Unless we are planning to document the whole of the C language this really is over the top. There is nothing special to this keyword that makes it more useful than others in OS Development... and just because you found one code listing where you think volatile was neccesary does not mean you should be setting of on a mission to teach the world about volatile. -- Tyler 16:58, 9 May 2007 (CDT)
- Agreed, but I do think it has some worth. What about creating a Programming Section for articles like this? --Alboin
- Reading the logs, it was more than just one code snippet. Although I think that mentioning it is a good thing, dedicating an entire page to it is over the top. Mentioning the issue on the C and C++ pages should IMO suffice.
- The Linux kernel documentation devotes an entire text file to volatile. See . Linus generally considers declaring data as 'volatile' to be a bad thing, particularly for shared data. IMO the arguments made in the document are sound... perhaps its worth talking about them on this page?
- To be honest, I don't consider the Linux kernel maintainers to be the last instance in good programming. I also don't like blanket statements like "volatile considered harmful" (erm... then again, I based the Makefile tutorial on a paper "recursive make considered harmful", so that's a bit of a double standard there... :-D ). There are indeed some points made in the text that should be massaged into this article, but I'd also note that it refers to the Linux kernel sources, where support code for mutexes, memory I/O accessors etc. is already in place. -- Solar 07:57, 12 January 2009 (UTC)

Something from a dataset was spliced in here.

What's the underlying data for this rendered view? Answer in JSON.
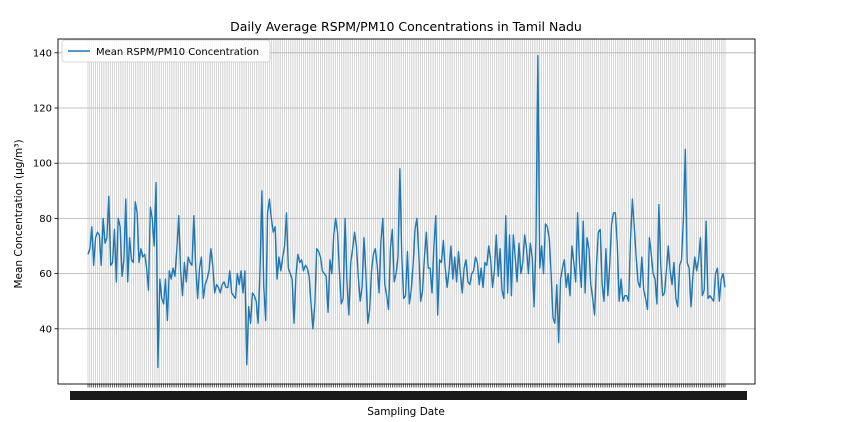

- The bottom line of that document is not the blanket "don't use volatile" but it rather reads "Don't use volatile because too many of you are too stupid to apply it correctly". And it is that underlying reason that should IMO be addressed. That partly includes the examples of when and when not, but primarily about what volatile itself is about so that people can make their own educated decisions instead of randomly being told that it is bad. - Combuster 11:23, 12 January 2009 (UTC)
Whether you like it or not, the point of this discussion is teaching about what this statement does and when it may be neccessary. I wouldn't be surprised if 95% of all hobby OS's work fine as long as they are compiled without optimizations, but as soon as they try to compile with e.g. -O3 they wonder why nothing works anymore. There's instances and uses where volatile definitely is neccessary (especially I/O related code), and also highly optimized synchronization algorithms typically use them as well. Just because Linux is trying to avoid it doesn't mean it's incorrect or wrong. It is a very powerful keyword if the programmer knows when and how to use it properly. My article intends to provide the basic education. I personally do not think the Linux kernel is the best example of good source code, unless you're trying to write a POSIX compliant operating system. I agree with some points of that article against the use of volatile, but like I said there's many occasions where it definitely is important. And yes, "volatile" does not mean a write/read operation becomes atomic!